The Second World War had officially ended with Germany surrendering to the Allies and British troops marching in to liberate Vlaargingen.
The party went on for some time, according to Maarten, 82, who was just seven years old at the time.
“I was just a little lad but the memories have stayed with me,” he said.
He had been living on his family’s dairy farm with his parents and older sisters Liete and Heni when the war broke out in 1939. A year later their country was under German control.
Two senior officers commandeered the spare room in their home while other soldiers made themselves comfortable in the hay barns.
“My mum put two mattresses on the floor and some garden furniture,” said Maarten.
“She was quite a forceful lady and told them that they were to stay in there and not come anywhere near her family.”
He added: “The Germans were okay with us kids but they weren’t very good to women and girls, not to put too fine a point on it.”
Life went on as normally as possible but Maarten recalls a number of skirmishes between the occupying forces and the Dutch resistance fighters.
On one occasion on the way back from school he and his mother were caught in the crossfire between the two sides but somehow managed to avoid being injured.
“We didn’t have a scratch,” he said. “We were very lucky.”
Maarten also has memories of how Jewish people in his country were treated by the Nazis.
“They were taken away in cattle trucks to the concentration camps where they were gassed,” he said.
“When the Germans took over everyone had to be registered and religion was part of the questions.

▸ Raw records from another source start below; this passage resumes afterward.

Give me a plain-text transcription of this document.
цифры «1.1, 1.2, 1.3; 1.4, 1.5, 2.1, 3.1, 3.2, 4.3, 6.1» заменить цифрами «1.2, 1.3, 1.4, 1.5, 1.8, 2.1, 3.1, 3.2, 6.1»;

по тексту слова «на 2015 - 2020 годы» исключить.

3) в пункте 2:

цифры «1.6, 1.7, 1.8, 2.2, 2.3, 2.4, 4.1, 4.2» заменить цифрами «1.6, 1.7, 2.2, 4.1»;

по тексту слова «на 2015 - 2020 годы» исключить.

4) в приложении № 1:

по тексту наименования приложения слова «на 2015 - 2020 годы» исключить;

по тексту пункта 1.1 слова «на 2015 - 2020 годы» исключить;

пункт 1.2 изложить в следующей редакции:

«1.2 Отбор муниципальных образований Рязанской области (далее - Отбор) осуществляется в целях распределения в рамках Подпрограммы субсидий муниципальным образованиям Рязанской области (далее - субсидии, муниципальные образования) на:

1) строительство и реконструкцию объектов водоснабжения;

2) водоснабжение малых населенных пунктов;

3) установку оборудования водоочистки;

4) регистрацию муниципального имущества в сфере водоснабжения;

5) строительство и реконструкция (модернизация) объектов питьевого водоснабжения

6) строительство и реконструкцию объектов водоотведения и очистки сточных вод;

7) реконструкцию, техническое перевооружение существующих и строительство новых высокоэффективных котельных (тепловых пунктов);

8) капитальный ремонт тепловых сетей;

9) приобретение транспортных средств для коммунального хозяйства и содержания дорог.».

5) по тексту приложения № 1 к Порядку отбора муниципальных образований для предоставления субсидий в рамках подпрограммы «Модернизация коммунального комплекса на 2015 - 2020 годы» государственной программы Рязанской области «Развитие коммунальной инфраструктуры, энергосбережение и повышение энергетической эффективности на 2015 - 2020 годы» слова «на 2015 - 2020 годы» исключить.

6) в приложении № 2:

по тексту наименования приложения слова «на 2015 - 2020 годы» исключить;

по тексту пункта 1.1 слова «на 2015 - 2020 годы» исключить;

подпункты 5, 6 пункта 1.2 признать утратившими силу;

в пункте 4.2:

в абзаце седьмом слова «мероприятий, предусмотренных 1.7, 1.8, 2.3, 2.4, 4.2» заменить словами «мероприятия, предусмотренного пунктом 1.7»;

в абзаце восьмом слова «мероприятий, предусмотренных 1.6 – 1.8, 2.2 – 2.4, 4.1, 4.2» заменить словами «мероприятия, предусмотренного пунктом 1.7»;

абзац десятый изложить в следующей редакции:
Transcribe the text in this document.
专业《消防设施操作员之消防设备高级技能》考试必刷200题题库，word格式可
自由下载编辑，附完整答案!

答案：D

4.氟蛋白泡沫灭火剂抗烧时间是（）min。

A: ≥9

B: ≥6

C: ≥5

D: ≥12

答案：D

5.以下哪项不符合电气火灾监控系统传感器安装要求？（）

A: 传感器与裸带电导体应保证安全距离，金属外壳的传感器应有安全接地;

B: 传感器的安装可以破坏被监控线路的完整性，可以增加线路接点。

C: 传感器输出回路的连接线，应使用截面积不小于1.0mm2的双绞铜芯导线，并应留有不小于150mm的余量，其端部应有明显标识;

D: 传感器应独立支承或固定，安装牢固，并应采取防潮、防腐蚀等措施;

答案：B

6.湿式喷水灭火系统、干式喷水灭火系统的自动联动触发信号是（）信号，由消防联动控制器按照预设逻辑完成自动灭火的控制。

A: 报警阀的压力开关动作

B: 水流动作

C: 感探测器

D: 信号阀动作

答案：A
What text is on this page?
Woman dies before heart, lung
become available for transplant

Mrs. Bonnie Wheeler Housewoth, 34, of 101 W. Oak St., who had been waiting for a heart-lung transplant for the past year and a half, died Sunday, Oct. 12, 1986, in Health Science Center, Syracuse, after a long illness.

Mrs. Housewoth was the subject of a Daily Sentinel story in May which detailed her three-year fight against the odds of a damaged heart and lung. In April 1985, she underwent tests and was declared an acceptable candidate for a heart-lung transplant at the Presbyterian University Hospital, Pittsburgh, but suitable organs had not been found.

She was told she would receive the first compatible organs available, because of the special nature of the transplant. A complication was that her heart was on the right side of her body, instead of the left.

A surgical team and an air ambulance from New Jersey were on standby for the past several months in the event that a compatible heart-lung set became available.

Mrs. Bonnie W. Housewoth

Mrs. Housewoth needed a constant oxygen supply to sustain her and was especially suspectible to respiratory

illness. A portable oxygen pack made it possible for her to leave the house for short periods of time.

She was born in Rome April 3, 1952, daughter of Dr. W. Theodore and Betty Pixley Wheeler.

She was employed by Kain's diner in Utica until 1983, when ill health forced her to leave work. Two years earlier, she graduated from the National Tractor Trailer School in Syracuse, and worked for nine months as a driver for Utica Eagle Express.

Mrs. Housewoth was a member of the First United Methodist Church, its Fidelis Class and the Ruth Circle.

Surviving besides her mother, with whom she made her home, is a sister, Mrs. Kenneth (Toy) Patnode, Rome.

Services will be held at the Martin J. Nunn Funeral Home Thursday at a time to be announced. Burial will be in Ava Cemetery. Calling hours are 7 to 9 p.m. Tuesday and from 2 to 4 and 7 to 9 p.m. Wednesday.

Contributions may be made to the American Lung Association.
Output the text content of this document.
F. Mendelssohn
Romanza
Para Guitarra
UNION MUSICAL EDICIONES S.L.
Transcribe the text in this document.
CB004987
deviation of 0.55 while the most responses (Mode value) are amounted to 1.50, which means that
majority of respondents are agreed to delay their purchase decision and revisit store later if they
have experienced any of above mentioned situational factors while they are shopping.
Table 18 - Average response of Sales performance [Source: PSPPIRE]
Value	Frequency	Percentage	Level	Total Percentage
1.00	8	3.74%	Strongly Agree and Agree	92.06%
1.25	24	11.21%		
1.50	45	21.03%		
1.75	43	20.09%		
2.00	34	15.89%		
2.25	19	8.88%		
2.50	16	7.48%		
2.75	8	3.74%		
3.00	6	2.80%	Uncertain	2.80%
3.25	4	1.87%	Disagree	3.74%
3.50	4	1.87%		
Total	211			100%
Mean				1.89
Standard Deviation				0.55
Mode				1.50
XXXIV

That’s how they knew where the Jews lived. They just rounded them up and they had to wear yellow stars.
“When I look back it was really frightening. It was really horrendous.”
Maarten also remembers the supply drops by the RAF during the war.
“The planes dropped food parcels for us,” he said. “There were a lot of hungry people in Holland at the time.
“Dad was lucky because we lived on a farm and had access to milk, so we used to make cheese and butter.”
A keen horticulturist, Maarten moved to the UK in 1957 to work with his uncle near Bourne. He never looked back, getting married and going on to have two daughters and four grandchildren.
He raises his nation’s flag in his garden every year to mark VE day, in memory of his countrymen who lost their lives.
“Putting the flag up this year, on the 75th anniversary, made me feel quite emotional,” he said. “I was lucky that my family came through the war when so many others didn’t.”